Russia’s improvements were largely in health, reflected in better child and adult survival rates and reduced stunting. Across the Europe and Central Asia region, Russia, along with Azerbaijan, Albania, Montenegro, and Poland, also made the largest gains in increasing expected years of schooling – mainly due to improvements in secondary school and pre-primary enrollments. The report also shows that over the last 10 years Russia has seen a reduction in adult mortality rates. However, absolute values of this indicator remain high in the country with this progress now at risk due to the global Covid-19 pandemic.

Human capital contributes greatly to improving of economic growth in every country. Investments in knowledge and health that people accumulate during their lives are of paramount concern to governments around the world. Russia is among the top improvers globally in the Index. However, challenges persist and much needs to be done to improve the absolute values of Index indicators,” said Renaud Seligmann, the World Bank Country Director in Russia.

The HCI, first launched in 2018, looks at a child’s trajectory, from birth to age 18, on such critical metrics as child survival (birth to age 5); expected years of primary and secondary education adjusted for quality; child stunting; and adult survival rates. HCI 2020, based on data up to March of this year, provides a crucial pre-pandemic baseline that can help inform health and education policies and investments for the post-pandemic recovery.

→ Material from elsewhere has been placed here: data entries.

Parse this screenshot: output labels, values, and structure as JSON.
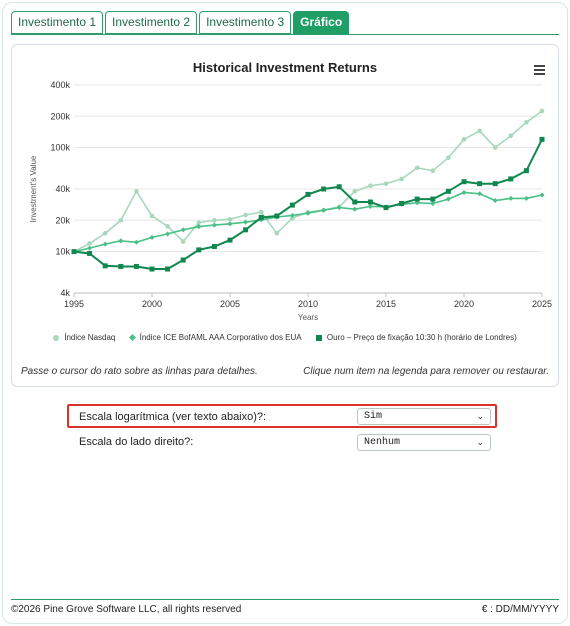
{
  "tabs": [
    {
      "label": "Investimento 1",
      "active": false
    },
    {
      "label": "Investimento 2",
      "active": false
    },
    {
      "label": "Investimento 3",
      "active": false
    },
    {
      "label": "Gráfico",
      "active": true
    }
  ],
  "hints": {
    "left": "Passe o cursor do rato sobre as linhas para detalhes.",
    "right": "Clique num item na legenda para remover ou restaurar."
  },
  "options": {
    "log_scale": {
      "label": "Escala logarítmica (ver texto abaixo)?:",
      "value": "Sim"
    },
    "right_scale": {
      "label": "Escala do lado direito?:",
      "value": "Nenhum"
    }
  },
  "footer": {
    "copyright": "©2026 Pine Grove Software LLC, all rights reserved",
    "format": "€ : DD/MM/YYYY"
  },
  "colors": {
    "accent": "#1f9e66",
    "nasdaq": "#a8d8bc",
    "ice": "#4bbf88",
    "gold": "#10874f",
    "highlight": "#d9312c"
  },
  "icons": [
    "hamburger-menu-icon",
    "chevron-down-icon"
  ],
  "chart_data": {
    "type": "line",
    "title": "Historical Investment Returns",
    "xlabel": "Years",
    "ylabel": "Investment's Value",
    "y_scale": "log",
    "xlim": [
      1995,
      2025
    ],
    "ylim": [
      4000,
      400000
    ],
    "x_ticks": [
      1995,
      2000,
      2005,
      2010,
      2015,
      2020,
      2025
    ],
    "x_tick_labels": [
      "1995",
      "2000",
      "2005",
      "2010",
      "2015",
      "2020",
      "2025"
    ],
    "y_ticks": [
      4000,
      10000,
      20000,
      40000,
      100000,
      200000,
      400000
    ],
    "y_tick_labels": [
      "4k",
      "10k",
      "20k",
      "40k",
      "100k",
      "200k",
      "400k"
    ],
    "grid": true,
    "legend_position": "bottom",
    "x": [
      1995,
      1996,
      1997,
      1998,
      1999,
      2000,
      2001,
      2002,
      2003,
      2004,
      2005,
      2006,
      2007,
      2008,
      2009,
      2010,
      2011,
      2012,
      2013,
      2014,
      2015,
      2016,
      2017,
      2018,
      2019,
      2020,
      2021,
      2022,
      2023,
      2024,
      2025
    ],
    "series": [
      {
        "name": "Índice Nasdaq",
        "marker": "circle",
        "color": "#a8d8bc",
        "values": [
          10000,
          12000,
          15000,
          20000,
          38000,
          22000,
          17500,
          12500,
          19000,
          20000,
          20500,
          22500,
          24000,
          15000,
          21000,
          24000,
          25000,
          27000,
          38000,
          43000,
          45000,
          50000,
          64000,
          60000,
          80000,
          120000,
          145000,
          100000,
          130000,
          175000,
          225000
        ]
      },
      {
        "name": "Índice ICE BofAML AAA Corporativo dos EUA",
        "marker": "diamond",
        "color": "#4bbf88",
        "values": [
          10000,
          10800,
          11800,
          12700,
          12300,
          13700,
          14800,
          16200,
          17400,
          18000,
          18500,
          19200,
          20200,
          21500,
          22300,
          23400,
          25000,
          26500,
          25600,
          27200,
          27000,
          28500,
          29500,
          29000,
          32000,
          37000,
          36000,
          31000,
          32500,
          32500,
          35000
        ]
      },
      {
        "name": "Ouro – Preço de fixação 10:30 h (horário de Londres)",
        "marker": "square",
        "color": "#10874f",
        "values": [
          10000,
          9600,
          7300,
          7200,
          7200,
          6800,
          6800,
          8300,
          10400,
          11200,
          12900,
          16200,
          21300,
          22000,
          28000,
          35500,
          40000,
          42000,
          30000,
          30000,
          26500,
          29000,
          32000,
          32000,
          38000,
          47000,
          45000,
          45000,
          50000,
          60000,
          120000
        ]
      }
    ]
  }
}
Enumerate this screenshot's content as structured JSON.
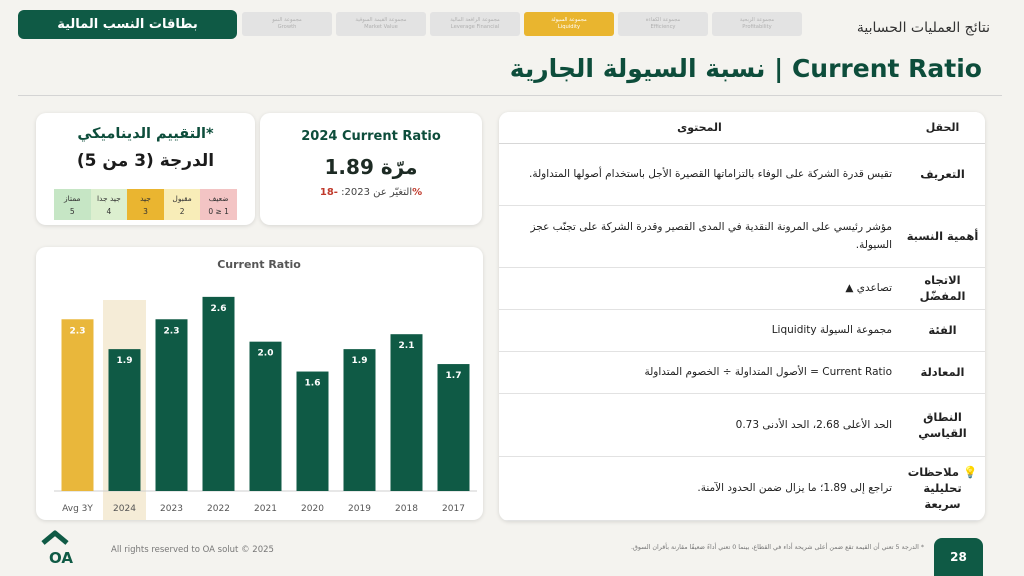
{
  "header": {
    "brand_button": "بطاقات النسب المالية",
    "section_title": "نتائج العمليات الحسابية",
    "tabs": [
      {
        "ar": "مجموعة النمو",
        "en": "Growth",
        "active": false
      },
      {
        "ar": "مجموعة القيمة السوقية",
        "en": "Market Value",
        "active": false
      },
      {
        "ar": "مجموعة الرافعة المالية",
        "en": "Leverage Financial",
        "active": false
      },
      {
        "ar": "مجموعة السيولة",
        "en": "Liquidity",
        "active": true
      },
      {
        "ar": "مجموعة الكفاءة",
        "en": "Efficiency",
        "active": false
      },
      {
        "ar": "مجموعة الربحية",
        "en": "Profitability",
        "active": false
      }
    ]
  },
  "page_title": "نسبة السيولة الجارية | Current Ratio",
  "rating": {
    "title": "التقييم الديناميكي*",
    "grade": "الدرجة (3 من 5)",
    "scale": [
      {
        "label": "ضعيف",
        "value": "0 ≥ 1",
        "color": "#f3c4c4"
      },
      {
        "label": "مقبول",
        "value": "2",
        "color": "#f8edb8"
      },
      {
        "label": "جيد",
        "value": "3",
        "color": "#eab530"
      },
      {
        "label": "جيد جدا",
        "value": "4",
        "color": "#dcefcf"
      },
      {
        "label": "ممتاز",
        "value": "5",
        "color": "#c6e6c5"
      }
    ]
  },
  "current": {
    "title": "2024 Current Ratio",
    "value": "1.89 مرّة",
    "change_label": "التغيّر عن 2023: ",
    "change_value": "-18%"
  },
  "chart_data": {
    "type": "bar",
    "title": "Current Ratio",
    "categories": [
      "Avg 3Y",
      "2024",
      "2023",
      "2022",
      "2021",
      "2020",
      "2019",
      "2018",
      "2017"
    ],
    "values": [
      2.3,
      1.9,
      2.3,
      2.6,
      2.0,
      1.6,
      1.9,
      2.1,
      1.7
    ],
    "ylim": [
      0,
      3.0
    ],
    "highlight": "2024",
    "colors": {
      "avg": "#e9b73b",
      "bar": "#0f5a45",
      "highlight_bg": "#f5ecd7"
    }
  },
  "table": {
    "header_field": "الحقل",
    "header_content": "المحتوى",
    "rows": [
      {
        "field": "التعريف",
        "content": "تقيس قدرة الشركة على الوفاء بالتزاماتها القصيرة الأجل باستخدام أصولها المتداولة."
      },
      {
        "field": "أهمية النسبة",
        "content": "مؤشر رئيسي على المرونة النقدية في المدى القصير وقدرة الشركة على تجنّب عجز السيولة."
      },
      {
        "field": "الاتجاه المفضّل",
        "content": "تصاعدي ▲"
      },
      {
        "field": "الفئة",
        "content": "مجموعة السيولة Liquidity"
      },
      {
        "field": "المعادلة",
        "content": "Current Ratio = الأصول المتداولة ÷ الخصوم المتداولة"
      },
      {
        "field": "النطاق القياسي",
        "content": "الحد الأعلى 2.68، الحد الأدنى 0.73"
      },
      {
        "field": "💡 ملاحظات تحليلية سريعة",
        "content": "تراجع إلى 1.89؛ ما يزال ضمن الحدود الآمنة."
      }
    ]
  },
  "footer": {
    "logo_text": "OA",
    "copyright": "All rights reserved to OA solut © 2025",
    "footnote": "* الدرجة 5 تعني أن القيمة تقع ضمن أعلى شريحة أداء في القطاع، بينما 0 تعني أداءً ضعيفًا مقارنة بأقران السوق.",
    "page_number": "28"
  }
}
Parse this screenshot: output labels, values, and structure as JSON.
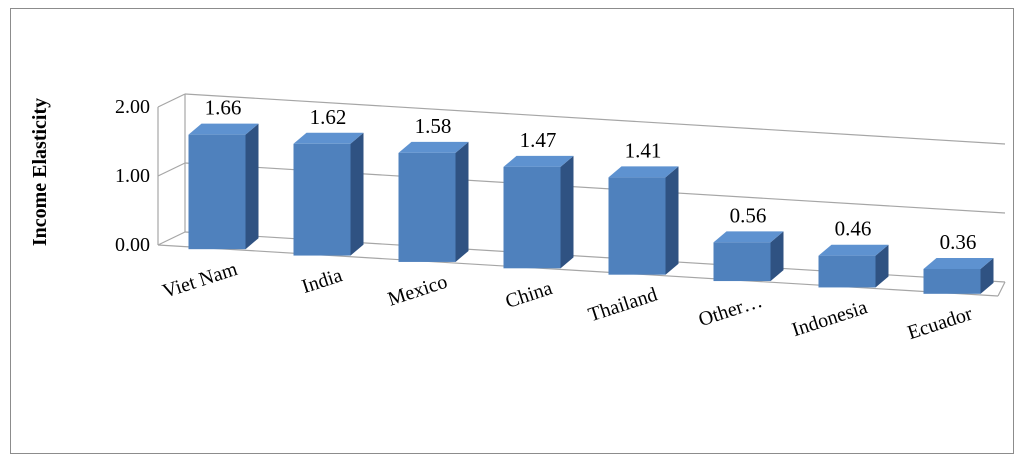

Of the 48 countries in Europe and Central Asia included in the 2020 Human Capital Index (HCI), 33 are among the upper-third in the world, and almost all are in the top half. However, there are significant variations within the region.

In Russia, a child born today can expect to achieve 68 percent of the productivity of a fully educated adult in optimal health. It is at the average level for Europe and Central Asia countries and the third result globally among the countries of the same income group. There is a stark contrast between education and health subscales in Russia. While the education outcomes of the country are high and outperform many high-income peers, its health outcomes are below the global average.